To address this unmet need, 8 migraine treatments have been approved by the FDA since 2018. These include four monoclonal antibodies directed to CGRP – Aimovig (erenumab), Emgality (galcanezumab), Ajovy (fremanezumab), and Vyepti (eptinezumab). All four were introduced as preventive treatments for migraines. The first three are subcutaneous, self-administered injections once a month. Vyepti is a drug administered once every three months by health care providers. In addition, there are now three oral CGRP antagonists (two of which have preventive properties) and Reyvow (Lasmiditan), an oral drug used to treat acute migraines. Reyvow belongs to a class of drugs known as Ditane.

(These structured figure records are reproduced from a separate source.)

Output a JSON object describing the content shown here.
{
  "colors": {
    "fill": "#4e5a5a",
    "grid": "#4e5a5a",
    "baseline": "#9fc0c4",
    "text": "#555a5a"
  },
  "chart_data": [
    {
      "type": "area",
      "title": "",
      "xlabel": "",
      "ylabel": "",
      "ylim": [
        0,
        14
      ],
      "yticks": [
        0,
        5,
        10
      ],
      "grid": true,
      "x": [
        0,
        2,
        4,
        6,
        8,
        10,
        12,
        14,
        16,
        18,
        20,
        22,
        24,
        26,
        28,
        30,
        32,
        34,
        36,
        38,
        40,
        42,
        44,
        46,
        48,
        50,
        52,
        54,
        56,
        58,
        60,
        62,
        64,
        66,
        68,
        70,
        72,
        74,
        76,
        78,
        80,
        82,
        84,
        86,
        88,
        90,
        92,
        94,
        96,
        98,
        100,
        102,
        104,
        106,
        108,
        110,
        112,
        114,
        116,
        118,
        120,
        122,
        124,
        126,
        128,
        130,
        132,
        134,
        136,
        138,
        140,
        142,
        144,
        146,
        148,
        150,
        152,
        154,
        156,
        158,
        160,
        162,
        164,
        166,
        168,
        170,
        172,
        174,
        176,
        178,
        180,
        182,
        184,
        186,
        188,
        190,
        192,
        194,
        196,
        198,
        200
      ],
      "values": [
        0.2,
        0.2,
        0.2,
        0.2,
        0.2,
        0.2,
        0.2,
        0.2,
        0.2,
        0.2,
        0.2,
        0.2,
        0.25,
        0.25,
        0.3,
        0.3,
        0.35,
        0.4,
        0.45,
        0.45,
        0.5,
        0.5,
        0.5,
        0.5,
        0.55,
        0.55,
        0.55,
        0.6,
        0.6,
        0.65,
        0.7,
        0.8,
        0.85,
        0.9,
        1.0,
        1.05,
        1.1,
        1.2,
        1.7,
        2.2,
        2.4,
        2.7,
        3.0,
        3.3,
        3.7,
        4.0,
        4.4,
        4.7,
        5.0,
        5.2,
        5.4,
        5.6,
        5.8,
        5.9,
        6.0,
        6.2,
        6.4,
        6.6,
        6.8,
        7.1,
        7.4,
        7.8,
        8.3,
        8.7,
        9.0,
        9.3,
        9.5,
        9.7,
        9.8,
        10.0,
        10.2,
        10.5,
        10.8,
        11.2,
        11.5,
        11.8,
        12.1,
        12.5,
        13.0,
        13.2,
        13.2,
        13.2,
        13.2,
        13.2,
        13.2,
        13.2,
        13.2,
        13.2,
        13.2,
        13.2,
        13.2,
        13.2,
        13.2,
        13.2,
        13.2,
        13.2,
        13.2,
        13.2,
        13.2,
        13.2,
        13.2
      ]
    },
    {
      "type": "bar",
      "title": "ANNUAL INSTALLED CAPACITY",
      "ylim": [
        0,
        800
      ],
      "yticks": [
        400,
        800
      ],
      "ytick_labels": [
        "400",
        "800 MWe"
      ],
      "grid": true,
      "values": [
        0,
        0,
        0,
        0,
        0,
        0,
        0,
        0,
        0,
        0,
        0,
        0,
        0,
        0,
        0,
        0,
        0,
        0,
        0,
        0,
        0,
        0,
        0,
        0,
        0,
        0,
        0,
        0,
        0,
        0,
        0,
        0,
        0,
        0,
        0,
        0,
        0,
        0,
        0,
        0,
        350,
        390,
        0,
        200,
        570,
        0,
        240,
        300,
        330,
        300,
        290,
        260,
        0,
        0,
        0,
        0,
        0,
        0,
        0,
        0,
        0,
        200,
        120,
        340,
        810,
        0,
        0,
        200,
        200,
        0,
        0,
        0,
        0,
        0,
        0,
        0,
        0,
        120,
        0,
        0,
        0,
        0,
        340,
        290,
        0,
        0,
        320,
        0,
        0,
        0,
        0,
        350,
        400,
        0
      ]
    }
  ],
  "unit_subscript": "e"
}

However, with new, more expensive treatment options, reimbursement challenges arise. The cost of novel migraine treatments, with the exception of Botox, is significantly higher than generic triptans and most other migraine therapies (including antihypertensive drugs, anti-epileptic drugs, and antidepressants).

The Institute for Clinical and Economic Review (ICER) conducted an analysis of CGRP inhibitors and found that migraineurs had an overall greater reduction in headache days per month compared to other preventive medications.

In certain patients in whom triptans are ineffective, intolerant, or contraindicated, Nurtec ODT and Ubrelvy are considered comparatively inexpensive as acute migraine treatments by ICER.

The payers are a key arbiter in determining patient access to new treatment options. To limit what they consider to be undue financial risk, payers will divide migraineurs into categories, including types of headaches and frequency, and non-responders versus responders to traditional, cheaper drugs like triptans.

The payers will then review the data on the comparative effectiveness of acute and preventive treatments for different subpopulations. For the monoclonal antibody-CGRP antagonists, there is growing body of evidence of their effectiveness, as shown in the ICER study and elsewhere. Several “number of times needed for treatment” analyzes show that one in five or six patients who take Aimovig benefits from the drug. Less data are currently available on oral prophylactic agents such as Nurtec ODT. According to one study, the number of treatments appears to be four or five, which is slightly better than Aimovig’s.

The clinical data, as well as discounts or net prices from the wholesale acquisition costs (WAC), help shape the use of tools to manage insurance forms, such as z-label used and step processing. For example, one of UnitedHealthcare’s Step Edit guidelines – Fail-First – requires a member to use a number of lower cost options before receiving coverage for any of the CGRP antagonists; whether injectable or oral. WAC prices for monoclonal antibody anti-CGRP treatments are higher than for oral CGRP antagonist therapeutics. With the exception of botox, the prices of triptans and other older therapeutics are much lower than injectable or oral anti-CGRP drugs.

This could explain why it took a while for CGRP inhibitors with monoclonal antibodies to gain momentum. Gradually they did, as the sales data shows. As convenient, once-a-day tablet options, Nurtec ODT and Qulipta are poised to continue expanding the migraine prophylactic drug market.